Friday, January 30, 2004



A study involving a University of Nebraska researcher should figure in Wedneday’s hearing on whether Nebraska should ban the vaccine additive thimerosol from childhood immunizations and other shots.

The study points to a suspected link between that mercury-containing substance, and developmental disabilities such as autism and attention deficit / hyperactivity disorder.

If it is true that childhood shots containing mercury have contributed to the skyrocketing increase of autism (cases in Nebraska zoomed from 4 to 481 in the past decade), a ban would make sense to protect children’s health.

But if it would also help prevent learning disabilities, it would help reduce the skyrocketing cost of educating children with environmentally-created disabilities such as autism and ADHD.

According to the National Center for Learning Disabilities (www.ncld.org), learning disabilities in Nebraska rose by 21 percent in the 1990s alone, to 16,299 children in that educational category in the 1999-00 school year. Rising costs of special education are attributed for much of the rise in public education costs.

Nebraska Attorney General Jon Bruning has said he is looking in to the possibility of joining a class action suit by states against pharmaceutical companies to seek compensation for the extra expenses of educating children who might have been harmed by neurotoxins in vaccines.

He discussed the matter late last year with former Nebraskan Linda Weinmaster of Lawrence, Kan., a national leader in the fight against autism and thimerosol-containing vaccines.

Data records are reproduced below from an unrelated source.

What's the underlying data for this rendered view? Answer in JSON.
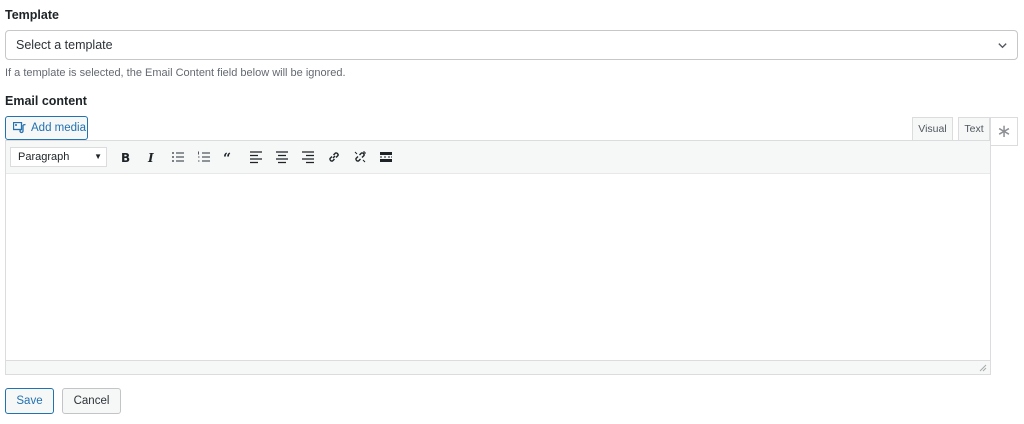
{
  "template": {
    "label": "Template",
    "select_value": "Select a template",
    "help": "If a template is selected, the Email Content field below will be ignored."
  },
  "email_content": {
    "label": "Email content",
    "add_media_label": "Add media",
    "tabs": {
      "visual": "Visual",
      "text": "Text"
    },
    "expand_glyph": "∗",
    "format_value": "Paragraph",
    "toolbar_icons": [
      "bold-icon",
      "italic-icon",
      "bullet-list-icon",
      "numbered-list-icon",
      "blockquote-icon",
      "align-left-icon",
      "align-center-icon",
      "align-right-icon",
      "link-icon",
      "unlink-icon",
      "read-more-icon"
    ]
  },
  "actions": {
    "save_label": "Save",
    "cancel_label": "Cancel"
  },
  "colors": {
    "accent": "#2271b1",
    "border": "#dcdcde",
    "toolbar_bg": "#f6f7f7"
  }
}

The Legislature’s Health and Human Services Committee will hear evidence at 1:30 p.m. Wednesday in Room 1510 on LB 1158, introduced by Sen. Dave Landis, to prohibit the use of the mercury-containing additive in immunizations.

The research study included N.U. professor Ruma Banerjee among 12 researchers from such schools as Northeastern University, Tufts University and Johns Hopkins University. It was published in Molecular Psychiatry 2004 (http://www.nature.com/mp). The conclusion refers to the “methylation” that heavy metals such as mercury create in the brain, interfering with proper growth and development linked to such disorders as autism and ADHD. The link is not definitive, however, and researchers called for further study.

Dr. Banerjee’s fields include enzymology, homocysteine biology and human metabolic diseases. She was in India and wouldn’t return until mid-February, a call to her office revealed.